Origins of the first-order anisotropy of ∼ 1 MeV protons in the Jovian magnetosphere during the Ulysses flyby: flux gradients and plasma flows

For zeroth-order distributions of energetic ions which are not too far from isotropy, the field-perpendicular first-order anisotropy results principally from the E × B plasma flow transverse to the magnetic field, and from spatial gradients in the ion flux. A technique is presented which separates these sources of anisotropy by examining their dependence on the ion energy. This technique is applied to data obtained by the Anisotropy Telescopes instrument on the Ulysses spacecraft during the Jupiter flyby in February 1992, using data from adjacent proton channels centred at 1.0 and 1.75 MeV. The results provide a continuous monitoring of both the field-transverse E × B plasma flow and the spatial gradient of ∼ 1 MeV protons along the flyby trajectory, which traversed the near-equatorial prenoon magnetosphere inbound, and the dusk magnetosphere at moderate southerly latitudes outbound. It is shown that during the Ulysses flyby the flux gradient effect contributed significantly to the first-order anisotropy of ∼ 1 MeV protons in all the magnetospheric regions sampled, and was generally dominant in the middle magnetosphere plasma-current sheet (where the e-folding scale length was ∼ 1 RJ or less), and on field lines inferred to be mapping thereto.
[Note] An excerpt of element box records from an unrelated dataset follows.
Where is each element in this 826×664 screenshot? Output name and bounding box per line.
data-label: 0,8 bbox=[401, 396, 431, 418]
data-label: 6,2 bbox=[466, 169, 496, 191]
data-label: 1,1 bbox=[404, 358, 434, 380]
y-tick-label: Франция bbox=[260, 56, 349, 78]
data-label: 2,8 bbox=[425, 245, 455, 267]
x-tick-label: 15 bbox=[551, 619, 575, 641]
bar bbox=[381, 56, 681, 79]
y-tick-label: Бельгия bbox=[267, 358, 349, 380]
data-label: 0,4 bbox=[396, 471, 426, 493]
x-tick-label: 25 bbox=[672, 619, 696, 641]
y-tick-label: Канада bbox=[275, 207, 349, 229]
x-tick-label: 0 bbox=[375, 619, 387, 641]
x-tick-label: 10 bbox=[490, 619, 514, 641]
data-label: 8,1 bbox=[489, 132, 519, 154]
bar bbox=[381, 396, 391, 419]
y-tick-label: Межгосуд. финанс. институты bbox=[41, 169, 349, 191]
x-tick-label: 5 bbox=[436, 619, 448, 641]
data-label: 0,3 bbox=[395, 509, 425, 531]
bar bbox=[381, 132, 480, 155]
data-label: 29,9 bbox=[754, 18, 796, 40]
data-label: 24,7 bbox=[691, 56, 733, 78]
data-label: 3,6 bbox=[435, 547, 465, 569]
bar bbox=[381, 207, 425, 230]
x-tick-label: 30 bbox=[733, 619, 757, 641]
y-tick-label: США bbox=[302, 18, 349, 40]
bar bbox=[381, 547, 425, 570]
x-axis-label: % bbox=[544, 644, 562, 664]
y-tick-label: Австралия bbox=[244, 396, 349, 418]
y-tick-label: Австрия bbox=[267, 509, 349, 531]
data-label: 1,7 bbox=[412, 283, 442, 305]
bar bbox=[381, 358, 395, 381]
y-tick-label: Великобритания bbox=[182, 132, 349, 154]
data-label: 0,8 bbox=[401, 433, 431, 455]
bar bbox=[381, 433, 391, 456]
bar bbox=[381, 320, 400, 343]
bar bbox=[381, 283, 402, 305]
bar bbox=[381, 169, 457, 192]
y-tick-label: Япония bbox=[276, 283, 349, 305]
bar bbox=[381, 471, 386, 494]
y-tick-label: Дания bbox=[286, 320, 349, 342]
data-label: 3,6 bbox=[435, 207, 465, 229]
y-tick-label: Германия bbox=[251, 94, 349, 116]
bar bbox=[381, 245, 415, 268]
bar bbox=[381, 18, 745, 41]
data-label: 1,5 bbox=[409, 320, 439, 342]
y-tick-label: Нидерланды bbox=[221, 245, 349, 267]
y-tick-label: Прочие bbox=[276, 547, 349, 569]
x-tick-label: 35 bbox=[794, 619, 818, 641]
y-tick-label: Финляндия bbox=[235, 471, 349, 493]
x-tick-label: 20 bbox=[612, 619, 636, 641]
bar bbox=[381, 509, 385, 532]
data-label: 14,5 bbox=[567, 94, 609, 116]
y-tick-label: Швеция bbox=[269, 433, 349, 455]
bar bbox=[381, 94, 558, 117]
Both inbound and outbound, the results on plasma velocities may be summarized as indicating antisunward flow at ∼ 200 km s− in the outer magnetosphere, a region ∼ 30 RJ wide in the equatorial plane inside the magnetopause. The plasma inside this in the middle magnetosphere plasma sheet flowed sunwards at similar speeds. The latter statement applies over a ∼ 30 RJ wide region of the equatorial plasma-current sheet from the outer edge at 70–80 RJ inwards to ∼ 45 RJ, the latter being the minimum equatorial distance of observations of these field lines due to the off-equatorial nature of the spacecraft trajectory. This pattern suggests that the flow observed is driven principally by input of solar wind momentum at the magnetopause rather than by planetary rotation, though the momentum transfer mechanism remains uncertain. This result further suggests that solar wind-driven flows may play a more significant role in Jovian magnetospheric dynamics than previously supposed, particularly when the system is in an expanded state.